Right Wing Says Judge Is a Lesbian, Should Be Off Marriage Case
BY Lucas Grindley
July 24 2012 4:33 PM ET
Antigay activists are once again claiming that a gay judge is incapable of ruling in a case about same-sex marriage.
The so-called Americans for Truth About Homosexuality, a group led by Peter LaBarbera and labeled as a "hate group" by the Southern Poverty Law Center, is shouting warnings that judge Sophia Hall is a lesbian and claiming that means she should recuse herself in the case. The Cook County circuit court judge is handling a challenge to the constitutionality of state laws that define marriage as between one man and one woman.

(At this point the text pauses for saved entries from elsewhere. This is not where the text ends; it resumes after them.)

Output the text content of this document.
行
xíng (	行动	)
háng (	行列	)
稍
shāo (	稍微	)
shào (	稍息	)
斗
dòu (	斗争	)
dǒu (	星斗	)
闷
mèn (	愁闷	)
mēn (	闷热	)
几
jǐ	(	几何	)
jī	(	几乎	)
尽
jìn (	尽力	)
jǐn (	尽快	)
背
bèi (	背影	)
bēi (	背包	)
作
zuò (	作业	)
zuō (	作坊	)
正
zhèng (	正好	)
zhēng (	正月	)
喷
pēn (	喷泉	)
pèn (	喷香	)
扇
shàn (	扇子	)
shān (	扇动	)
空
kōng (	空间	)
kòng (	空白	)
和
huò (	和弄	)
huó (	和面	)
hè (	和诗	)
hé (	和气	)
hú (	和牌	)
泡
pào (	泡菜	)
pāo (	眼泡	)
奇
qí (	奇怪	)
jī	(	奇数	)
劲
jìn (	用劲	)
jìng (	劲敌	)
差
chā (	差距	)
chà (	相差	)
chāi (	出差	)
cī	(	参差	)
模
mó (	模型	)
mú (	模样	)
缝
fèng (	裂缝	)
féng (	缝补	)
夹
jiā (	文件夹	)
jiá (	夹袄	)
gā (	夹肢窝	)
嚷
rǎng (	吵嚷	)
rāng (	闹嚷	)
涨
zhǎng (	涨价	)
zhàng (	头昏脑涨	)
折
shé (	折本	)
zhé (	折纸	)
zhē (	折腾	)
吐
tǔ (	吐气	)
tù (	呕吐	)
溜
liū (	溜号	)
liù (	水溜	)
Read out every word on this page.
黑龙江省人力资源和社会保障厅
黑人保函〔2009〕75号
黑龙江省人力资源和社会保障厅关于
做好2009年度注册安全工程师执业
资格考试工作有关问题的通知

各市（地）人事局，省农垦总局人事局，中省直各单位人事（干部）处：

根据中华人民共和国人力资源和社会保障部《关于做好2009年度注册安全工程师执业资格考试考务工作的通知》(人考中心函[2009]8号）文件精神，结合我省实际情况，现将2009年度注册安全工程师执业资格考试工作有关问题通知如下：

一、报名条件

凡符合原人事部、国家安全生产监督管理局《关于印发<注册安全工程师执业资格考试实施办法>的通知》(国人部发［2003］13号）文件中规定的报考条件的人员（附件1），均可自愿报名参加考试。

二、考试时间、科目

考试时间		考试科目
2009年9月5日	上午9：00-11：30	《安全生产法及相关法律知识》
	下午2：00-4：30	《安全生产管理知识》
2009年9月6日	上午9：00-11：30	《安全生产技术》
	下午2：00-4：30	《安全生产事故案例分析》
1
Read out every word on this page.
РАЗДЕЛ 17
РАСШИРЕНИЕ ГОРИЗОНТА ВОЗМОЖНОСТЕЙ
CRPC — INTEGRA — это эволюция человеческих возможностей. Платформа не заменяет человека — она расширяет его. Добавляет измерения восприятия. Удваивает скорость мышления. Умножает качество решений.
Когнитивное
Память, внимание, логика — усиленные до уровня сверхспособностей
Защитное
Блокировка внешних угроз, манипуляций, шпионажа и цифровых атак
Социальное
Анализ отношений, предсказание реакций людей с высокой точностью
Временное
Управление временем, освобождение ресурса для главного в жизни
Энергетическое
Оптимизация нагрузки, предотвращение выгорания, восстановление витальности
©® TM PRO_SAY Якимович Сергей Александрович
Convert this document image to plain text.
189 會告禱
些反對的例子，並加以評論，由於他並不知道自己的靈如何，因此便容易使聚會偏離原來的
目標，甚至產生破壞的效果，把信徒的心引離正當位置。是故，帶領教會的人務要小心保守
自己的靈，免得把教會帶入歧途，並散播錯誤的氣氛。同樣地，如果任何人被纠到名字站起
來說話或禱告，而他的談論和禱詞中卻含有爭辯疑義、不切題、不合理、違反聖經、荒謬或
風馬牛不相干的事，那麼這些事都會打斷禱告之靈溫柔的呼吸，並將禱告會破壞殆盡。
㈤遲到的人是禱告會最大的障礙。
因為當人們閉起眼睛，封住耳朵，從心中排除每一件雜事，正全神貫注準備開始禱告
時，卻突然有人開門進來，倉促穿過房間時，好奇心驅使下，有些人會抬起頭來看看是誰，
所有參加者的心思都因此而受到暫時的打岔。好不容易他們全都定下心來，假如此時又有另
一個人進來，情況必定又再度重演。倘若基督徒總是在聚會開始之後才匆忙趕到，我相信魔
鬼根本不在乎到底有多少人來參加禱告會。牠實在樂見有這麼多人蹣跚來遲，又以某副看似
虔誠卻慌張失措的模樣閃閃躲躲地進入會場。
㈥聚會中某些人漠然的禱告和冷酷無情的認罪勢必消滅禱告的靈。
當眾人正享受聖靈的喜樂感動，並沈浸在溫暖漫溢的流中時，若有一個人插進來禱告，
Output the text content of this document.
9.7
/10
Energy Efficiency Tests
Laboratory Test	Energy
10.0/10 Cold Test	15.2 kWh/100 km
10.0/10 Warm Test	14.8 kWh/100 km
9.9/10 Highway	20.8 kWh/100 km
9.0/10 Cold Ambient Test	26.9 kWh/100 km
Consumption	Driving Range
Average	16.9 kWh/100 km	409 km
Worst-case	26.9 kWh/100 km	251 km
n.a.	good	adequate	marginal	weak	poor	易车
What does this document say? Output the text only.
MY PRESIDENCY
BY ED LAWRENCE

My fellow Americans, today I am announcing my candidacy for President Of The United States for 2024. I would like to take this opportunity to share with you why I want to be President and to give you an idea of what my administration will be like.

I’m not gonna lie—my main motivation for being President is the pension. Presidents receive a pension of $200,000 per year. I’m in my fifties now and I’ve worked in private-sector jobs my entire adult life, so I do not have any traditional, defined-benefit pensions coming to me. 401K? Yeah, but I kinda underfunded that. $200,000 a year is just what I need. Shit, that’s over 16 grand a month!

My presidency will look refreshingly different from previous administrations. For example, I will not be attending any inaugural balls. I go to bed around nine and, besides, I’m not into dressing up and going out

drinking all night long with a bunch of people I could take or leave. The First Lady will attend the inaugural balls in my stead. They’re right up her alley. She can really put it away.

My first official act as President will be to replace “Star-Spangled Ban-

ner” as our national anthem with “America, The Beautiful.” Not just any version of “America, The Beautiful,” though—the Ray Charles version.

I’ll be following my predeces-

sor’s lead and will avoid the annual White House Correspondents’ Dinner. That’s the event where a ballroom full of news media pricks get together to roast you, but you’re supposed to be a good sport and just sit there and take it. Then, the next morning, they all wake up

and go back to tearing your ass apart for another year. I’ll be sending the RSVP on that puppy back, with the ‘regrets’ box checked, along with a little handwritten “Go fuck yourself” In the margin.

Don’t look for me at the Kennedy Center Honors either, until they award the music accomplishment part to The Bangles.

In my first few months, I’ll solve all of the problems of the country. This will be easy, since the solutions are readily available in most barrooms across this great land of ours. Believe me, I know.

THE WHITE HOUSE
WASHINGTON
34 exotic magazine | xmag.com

Civil unions became legal in Illinois in 2011. But a list of 25 couples filed two lawsuits in May via Lambda Legal and the American Civil Liberties Union arguing that the marriage ban violates equal protection and due process. The suits have since been combined.
Among Hall's first decisions in the case was on who exactly will defend the 16-year-old ban. The state's attorney general and state attorney had refused, saying the law violated the constitution. And so Hall granted a request from the Thomas More Society, a Catholic legal group, to let two Illinois county clerks mount a defense of the law.
LaBarbera says that because Hall is a charter member of the Alliance of Illinois Judges, an LGBT group that says it hopes to be a resource to other judges and the legal community. LaBarbera points out that members have marched in gay pride parades, and that the group's mission statement says it will, "Promote and encourage respect and unbiased treatment for Lesbian, Gay, Bisexual, and Transgender (LGBT) individuals as they relate to the judiciary, the legal profession and the administration of justice."
A similar argument was made against California U.S. District Judge Vaughn Walker. Proponents of Proposition 8 argued in court that Walker shouldn't have been allowed to rule on the constitutionality of the referendum because he's gay. Walker was also in a decade-long relationship with another man, and lawyers argued he stood to benefit if marriage equality became law. An appeals court rejected all of that argument.
In Virginia and in New Jersey, openly gay nominees to state courts have been stopped by opponents who use basically the same argument — claiming LGBT people can't be trusted to uphold state laws.